| name | metric-design |
| description | Use when the user has evaluation principles or a dataset but needs help choosing the right graders, designing evaluation metrics, creating LLM-as-judge prompts, combining multiple metrics into a composite score, or building an automated evaluation pipeline. Also use when the user mentions grader selection, metric design, judge prompt engineering, rubric design, evaluation pipeline code, or "how to evaluate [X] automatically." Outputs executable OpenJudge pipeline code.
|
Metric Design
Select, configure, and combine evaluation graders into a working pipeline. You choose
the right tool for each evaluation dimension — from zero-cost code checks to LLM judges
— and produce executable GradingRunner code that runs on OpenJudge.
Requires OpenJudge (pip install py-openjudge). This skill is intentionally
SDK-centric — grader selection, GradingRunner, and aggregators are OpenJudge APIs. The
design/decision logic still applies if you use another harness; only the code does not.
When to Activate
- User has eval dimensions/principles but doesn't know which grader type to use
- User wants to write an LLM-as-judge prompt for a specific failure mode
- User needs a composite score combining multiple evaluation dimensions
- User wants to auto-generate graders from labeled data instead of writing them manually
- User's current evaluation is all LLM-based and too expensive/too slow
Checklist
You MUST create a task for each item and complete them in order:
- Select grader types — per dimension, pick the right grader class
- Create custom graders — write judge prompts (4-component) or function graders
- Auto-generate if applicable — use OpenJudge Generator for cold starts
- Run anti-pattern scan — check for Likert, missing few-shot, vague criteria
- Build pipeline code — assemble GradingRunner with graders + aggregators
Step 1: Select Grader Type Per Dimension
For each evaluation dimension, walk this decision tree (first match wins):
1. Can a deterministic rule check this?
→ StringMatchGrader / JsonValidatorGrader / FunctionGrader (zero cost, 100% consistent)

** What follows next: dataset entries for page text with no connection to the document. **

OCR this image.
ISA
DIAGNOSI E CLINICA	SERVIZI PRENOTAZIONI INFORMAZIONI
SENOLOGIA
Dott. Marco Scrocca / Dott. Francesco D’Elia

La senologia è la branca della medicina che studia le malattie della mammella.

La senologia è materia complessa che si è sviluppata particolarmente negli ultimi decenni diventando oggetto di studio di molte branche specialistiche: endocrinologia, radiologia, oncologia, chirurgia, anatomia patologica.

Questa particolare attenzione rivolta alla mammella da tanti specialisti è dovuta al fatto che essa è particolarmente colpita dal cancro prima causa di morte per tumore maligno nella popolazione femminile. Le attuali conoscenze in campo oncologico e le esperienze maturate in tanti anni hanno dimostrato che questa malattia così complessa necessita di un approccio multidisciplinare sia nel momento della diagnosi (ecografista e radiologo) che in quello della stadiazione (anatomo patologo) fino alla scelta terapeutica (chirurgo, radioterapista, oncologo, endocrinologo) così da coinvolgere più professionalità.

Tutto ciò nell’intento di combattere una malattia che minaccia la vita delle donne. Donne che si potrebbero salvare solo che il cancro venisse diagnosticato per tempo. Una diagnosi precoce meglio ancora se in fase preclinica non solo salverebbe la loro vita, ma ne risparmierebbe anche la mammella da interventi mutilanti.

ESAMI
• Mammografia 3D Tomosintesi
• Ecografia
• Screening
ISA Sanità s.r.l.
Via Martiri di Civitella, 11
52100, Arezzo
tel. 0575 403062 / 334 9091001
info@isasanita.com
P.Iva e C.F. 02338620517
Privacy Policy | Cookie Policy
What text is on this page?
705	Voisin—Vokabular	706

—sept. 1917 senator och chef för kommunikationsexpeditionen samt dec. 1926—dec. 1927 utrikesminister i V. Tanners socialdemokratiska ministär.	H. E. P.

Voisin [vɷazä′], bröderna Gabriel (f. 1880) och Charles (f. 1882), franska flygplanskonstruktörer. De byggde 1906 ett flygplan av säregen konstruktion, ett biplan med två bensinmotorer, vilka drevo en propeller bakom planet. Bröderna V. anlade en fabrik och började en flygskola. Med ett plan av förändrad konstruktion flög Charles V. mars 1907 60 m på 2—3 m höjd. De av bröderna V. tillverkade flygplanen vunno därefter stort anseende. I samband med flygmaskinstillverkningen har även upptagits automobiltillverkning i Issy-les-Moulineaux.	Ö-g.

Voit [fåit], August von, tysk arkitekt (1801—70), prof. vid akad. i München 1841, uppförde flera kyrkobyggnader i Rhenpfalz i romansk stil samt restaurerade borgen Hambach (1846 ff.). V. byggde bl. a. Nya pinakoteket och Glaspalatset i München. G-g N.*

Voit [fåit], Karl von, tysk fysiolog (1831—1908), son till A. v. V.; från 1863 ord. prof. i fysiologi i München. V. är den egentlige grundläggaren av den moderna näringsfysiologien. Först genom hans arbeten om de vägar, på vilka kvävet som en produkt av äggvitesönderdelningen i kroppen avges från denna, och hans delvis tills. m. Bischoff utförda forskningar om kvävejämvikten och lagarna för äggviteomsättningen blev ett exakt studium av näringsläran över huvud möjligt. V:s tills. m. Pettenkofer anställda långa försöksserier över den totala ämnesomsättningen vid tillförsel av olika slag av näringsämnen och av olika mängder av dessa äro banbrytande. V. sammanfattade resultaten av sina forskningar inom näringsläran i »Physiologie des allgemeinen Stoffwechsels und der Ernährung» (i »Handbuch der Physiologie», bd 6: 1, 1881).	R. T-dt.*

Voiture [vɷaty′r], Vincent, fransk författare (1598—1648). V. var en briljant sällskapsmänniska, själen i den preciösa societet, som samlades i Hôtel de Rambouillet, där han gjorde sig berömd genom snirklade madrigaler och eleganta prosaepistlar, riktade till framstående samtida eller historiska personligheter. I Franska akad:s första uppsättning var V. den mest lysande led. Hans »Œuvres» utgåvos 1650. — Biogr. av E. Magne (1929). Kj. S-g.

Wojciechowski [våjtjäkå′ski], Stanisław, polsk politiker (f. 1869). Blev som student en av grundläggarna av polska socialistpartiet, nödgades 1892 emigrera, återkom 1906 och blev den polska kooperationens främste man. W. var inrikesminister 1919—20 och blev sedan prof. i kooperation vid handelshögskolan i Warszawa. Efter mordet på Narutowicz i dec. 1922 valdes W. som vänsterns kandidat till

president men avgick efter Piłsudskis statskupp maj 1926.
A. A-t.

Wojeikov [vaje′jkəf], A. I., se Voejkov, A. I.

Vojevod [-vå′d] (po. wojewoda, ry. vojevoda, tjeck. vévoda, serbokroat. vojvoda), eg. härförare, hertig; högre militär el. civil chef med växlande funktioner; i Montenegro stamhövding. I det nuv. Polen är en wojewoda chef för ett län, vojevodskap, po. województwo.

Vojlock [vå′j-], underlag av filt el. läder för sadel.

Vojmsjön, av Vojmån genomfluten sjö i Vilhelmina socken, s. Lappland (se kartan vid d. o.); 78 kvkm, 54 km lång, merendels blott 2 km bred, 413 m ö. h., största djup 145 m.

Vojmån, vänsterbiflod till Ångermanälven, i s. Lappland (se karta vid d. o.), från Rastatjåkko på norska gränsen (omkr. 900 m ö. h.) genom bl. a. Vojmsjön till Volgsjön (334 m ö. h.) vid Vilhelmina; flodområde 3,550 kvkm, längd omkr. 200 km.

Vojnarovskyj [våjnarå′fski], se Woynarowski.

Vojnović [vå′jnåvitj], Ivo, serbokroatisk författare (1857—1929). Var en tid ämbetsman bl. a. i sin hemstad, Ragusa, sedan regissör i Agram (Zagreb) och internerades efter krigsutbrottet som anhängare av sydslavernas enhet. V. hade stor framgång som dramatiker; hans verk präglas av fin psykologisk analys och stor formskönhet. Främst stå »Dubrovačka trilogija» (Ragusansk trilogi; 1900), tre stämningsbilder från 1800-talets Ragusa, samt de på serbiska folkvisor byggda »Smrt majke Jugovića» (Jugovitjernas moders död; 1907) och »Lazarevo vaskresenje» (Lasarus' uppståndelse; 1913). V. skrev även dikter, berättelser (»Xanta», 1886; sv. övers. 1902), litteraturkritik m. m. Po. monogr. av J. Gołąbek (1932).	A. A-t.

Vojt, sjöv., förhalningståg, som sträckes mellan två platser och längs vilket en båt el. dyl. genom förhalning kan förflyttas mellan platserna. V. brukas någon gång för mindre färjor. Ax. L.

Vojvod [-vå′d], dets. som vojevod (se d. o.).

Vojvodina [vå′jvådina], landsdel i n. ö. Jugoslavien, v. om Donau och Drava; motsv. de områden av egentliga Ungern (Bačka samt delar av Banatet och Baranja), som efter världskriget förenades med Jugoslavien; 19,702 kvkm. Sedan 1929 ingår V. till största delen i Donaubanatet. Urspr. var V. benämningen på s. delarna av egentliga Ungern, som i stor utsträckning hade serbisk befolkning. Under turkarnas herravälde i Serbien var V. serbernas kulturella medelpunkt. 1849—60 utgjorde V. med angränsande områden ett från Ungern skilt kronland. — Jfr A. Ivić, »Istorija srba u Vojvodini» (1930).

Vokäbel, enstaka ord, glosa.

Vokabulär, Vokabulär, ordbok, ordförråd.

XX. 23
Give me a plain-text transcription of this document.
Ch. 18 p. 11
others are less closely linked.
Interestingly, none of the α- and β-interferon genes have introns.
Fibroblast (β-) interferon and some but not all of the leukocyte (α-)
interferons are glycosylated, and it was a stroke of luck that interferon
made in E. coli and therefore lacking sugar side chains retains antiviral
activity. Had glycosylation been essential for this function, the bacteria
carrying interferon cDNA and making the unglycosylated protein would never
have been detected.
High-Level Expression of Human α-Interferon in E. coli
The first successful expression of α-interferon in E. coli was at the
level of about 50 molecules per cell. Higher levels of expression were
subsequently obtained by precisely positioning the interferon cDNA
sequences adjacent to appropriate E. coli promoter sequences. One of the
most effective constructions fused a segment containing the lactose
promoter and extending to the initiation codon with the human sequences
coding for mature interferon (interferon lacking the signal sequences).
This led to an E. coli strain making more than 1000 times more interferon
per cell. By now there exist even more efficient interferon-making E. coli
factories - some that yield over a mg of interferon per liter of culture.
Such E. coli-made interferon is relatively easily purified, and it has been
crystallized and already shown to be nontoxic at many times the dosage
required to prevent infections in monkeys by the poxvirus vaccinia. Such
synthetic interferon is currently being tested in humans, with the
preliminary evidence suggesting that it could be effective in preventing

Examples: exact match for classification labels, regex for format checks,
JSON schema validation, keyword presence/absence
2. Does it require semantic understanding of text quality?
→ LLMGrader with built-in class (low cost, pre-optimized)
Examples: CorrectnessGrader (factual match), RelevanceGrader (on-topic check),
HallucinationGrader (faithfulness to context)
3. Does it involve agent behavior (tool calls, planning, memory)?
→ Agent-specific LLMGrader
Examples: ToolSelectionGrader, TrajectoryAccuracyGrader, MemoryAccuracyGrader
4. Does it involve code execution or syntax?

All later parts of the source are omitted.